In recent months, individuals have come forward indicating that there are therapies and treatments and interventions that can literally re-grow Theresa’s functional, cerebral cortex brain tissue, restoring part or all of her functions. There is no scientifically valid, medically recognized evidence that this has been done or is possible, even in rats, according to the president of the American Society for Neuro-Transplantation. It is imaginable that some day such things may be possible; but holding out such promises to families of severely brain injured persons today may be a profound disservice.
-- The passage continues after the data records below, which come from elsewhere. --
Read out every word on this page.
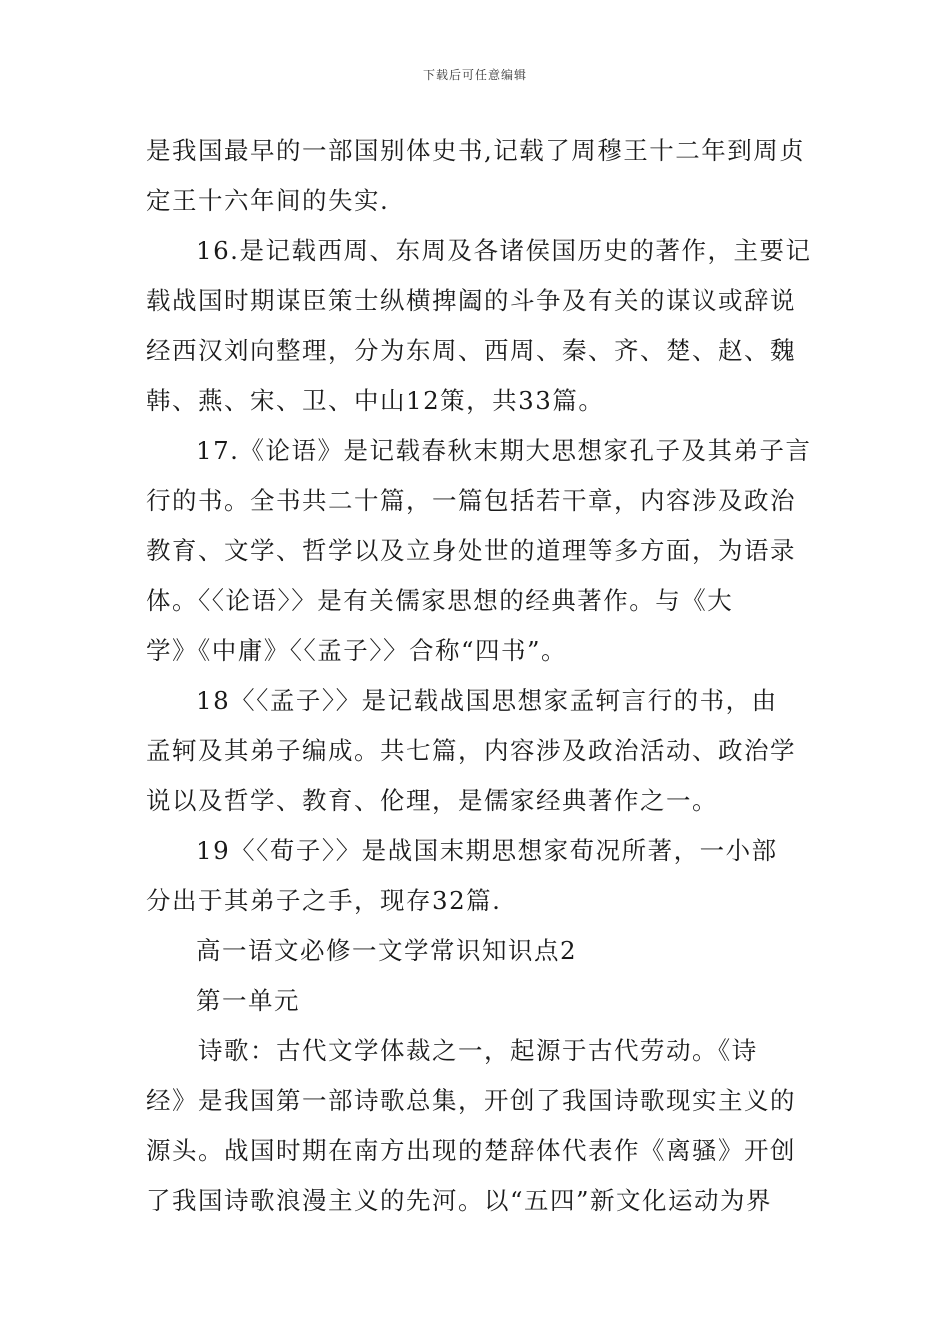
下载后可任意编辑
是我国最早的一部国别体史书,记载了周穆王十二年到周贞
定王十六年间的失实.
16.是记载西周、东周及各诸侯国历史的著作，主要记
载战国时期谋臣策士纵横捭阖的斗争及有关的谋议或辞说
经西汉刘向整理，分为东周、西周、秦、齐、楚、赵、魏
韩、燕、宋、卫、中山12策，共33篇。
17.《论语》是记载春秋末期大思想家孔子及其弟子言
行的书。全书共二十篇，一篇包括若干章，内容涉及政治
教育、文学、哲学以及立身处世的道理等多方面，为语录
体。〈〈论语〉〉是有关儒家思想的经典著作。与《大
学》《中庸》〈〈孟子〉〉合称“四书”。
18〈〈孟子〉〉是记载战国思想家孟轲言行的书，由
孟轲及其弟子编成。共七篇，内容涉及政治活动、政治学
说以及哲学、教育、伦理，是儒家经典著作之一。
19〈〈荀子〉〉是战国末期思想家荀况所著，一小部
分出于其弟子之手，现存32篇.
高一语文必修一文学常识知识点2
第一单元
诗歌：古代文学体裁之一，起源于古代劳动。《诗
经》是我国第一部诗歌总集，开创了我国诗歌现实主义的
源头。战国时期在南方出现的楚辞体代表作《离骚》开创
了我国诗歌浪漫主义的先河。以“五四”新文化运动为界
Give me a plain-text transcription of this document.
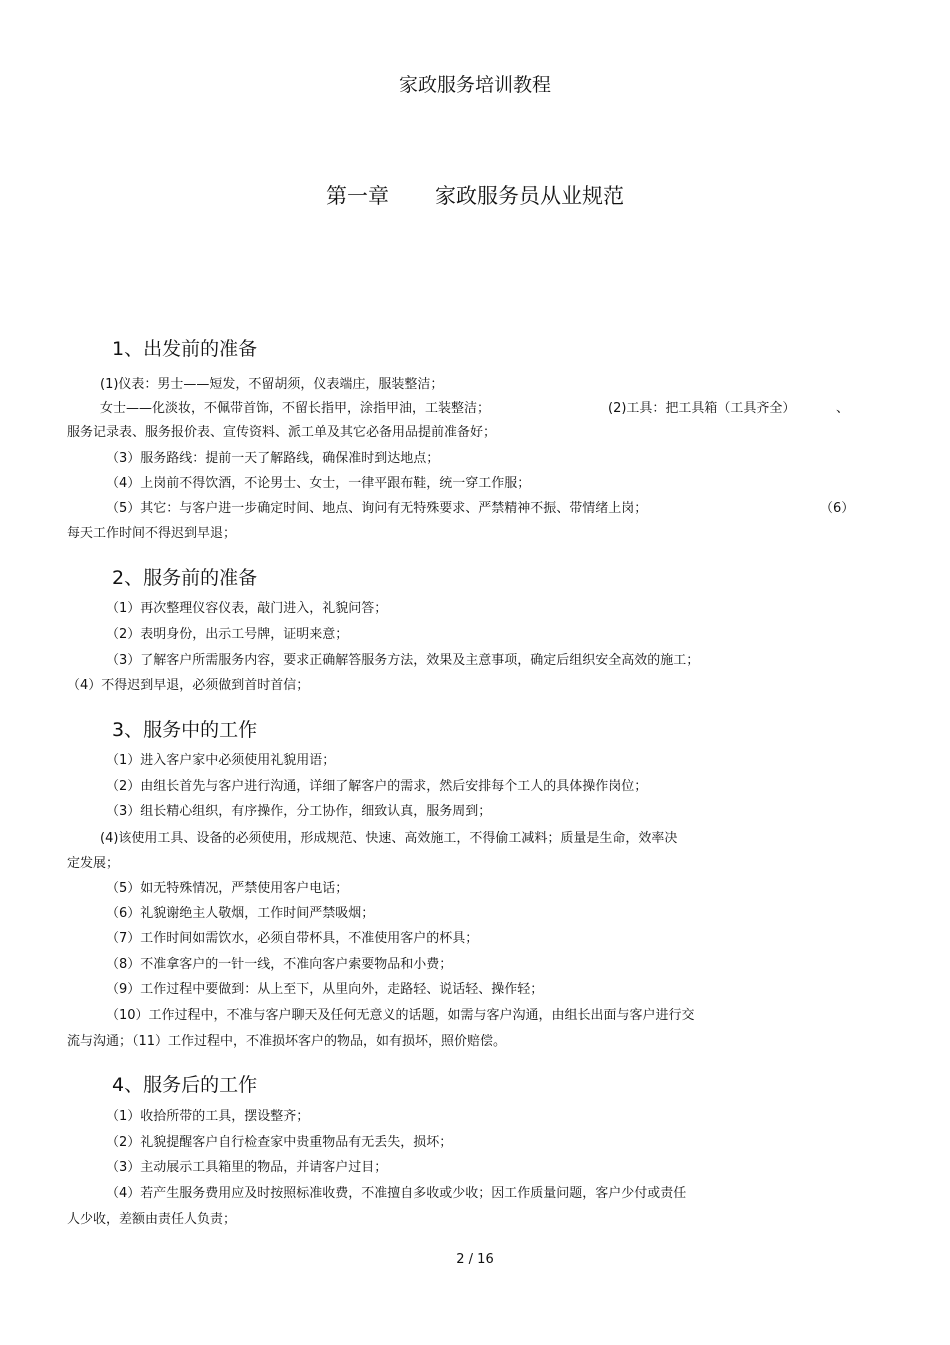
家政服务培训教程
第一章 家政服务员从业规范
1、出发前的准备
(1)仪表：男士——短发，不留胡须，仪表端庄，服装整洁；
女士——化淡妆，不佩带首饰，不留长指甲，涂指甲油，工装整洁；	(2)工具：把工具箱（工具齐全）	、
服务记录表、服务报价表、宣传资料、派工单及其它必备用品提前准备好；
（3）服务路线：提前一天了解路线，确保准时到达地点；
（4）上岗前不得饮酒，不论男士、女士，一律平跟布鞋，统一穿工作服；
（5）其它：与客户进一步确定时间、地点、询问有无特殊要求、严禁精神不振、带情绪上岗；	（6）
每天工作时间不得迟到早退；
2、服务前的准备
（1）再次整理仪容仪表，敲门进入，礼貌问答；
（2）表明身份，出示工号牌，证明来意；
（3）了解客户所需服务内容，要求正确解答服务方法，效果及主意事项，确定后组织安全高效的施工；
（4）不得迟到早退，必须做到首时首信；
3、服务中的工作
（1）进入客户家中必须使用礼貌用语；
（2）由组长首先与客户进行沟通，详细了解客户的需求，然后安排每个工人的具体操作岗位；
（3）组长精心组织，有序操作，分工协作，细致认真，服务周到；
(4)该使用工具、设备的必须使用，形成规范、快速、高效施工，不得偷工减料；质量是生命，效率决
定发展；
（5）如无特殊情况，严禁使用客户电话；
（6）礼貌谢绝主人敬烟，工作时间严禁吸烟；
（7）工作时间如需饮水，必须自带杯具，不准使用客户的杯具；
（8）不准拿客户的一针一线，不准向客户索要物品和小费；
（9）工作过程中要做到：从上至下，从里向外，走路轻、说话轻、操作轻；
（10）工作过程中，不准与客户聊天及任何无意义的话题，如需与客户沟通，由组长出面与客户进行交
流与沟通；（11）工作过程中，不准损坏客户的物品，如有损坏，照价赔偿。
4、服务后的工作
（1）收拾所带的工具，摆设整齐；
（2）礼貌提醒客户自行检查家中贵重物品有无丢失，损坏；
（3）主动展示工具箱里的物品，并请客户过目；
（4）若产生服务费用应及时按照标准收费，不准擅自多收或少收；因工作质量问题，客户少付或责任
人少收，差额由责任人负责；
2 / 16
In the observed circumstances, the behavior that Theresa manifests is attributable to brain stem and forebrain functions that are reflexive, rather than cognitive. And the substantive difference according to neurologists and neurosurgeons is that reflexive activities of this nature are neither conscious nor aware activities. And without cognition, there is no awareness. (Descartes addressed this in his proposition that it is our awareness, our consciousness that defines our being: “Cogito, ergo sum”. This logic would imply that unless we are aware and conscious, we cease to be.) By all measures in the literature, Theresa has beaten the odds in terms of surviving her persistent vegetative state condition. While younger persons fare better than older victims, life spans rarely, according to the American Academy of Neurology, exceed ten years following the onset of the condition. Persons who have been comatose have worse outcomes than those who have not. But Theresa has also far outlived any documented periods from which persons in persistent vegetative states have emerged in any functional capacity. The reasonable degree of medical certainty associated with her diagnosis and prognosis is very high.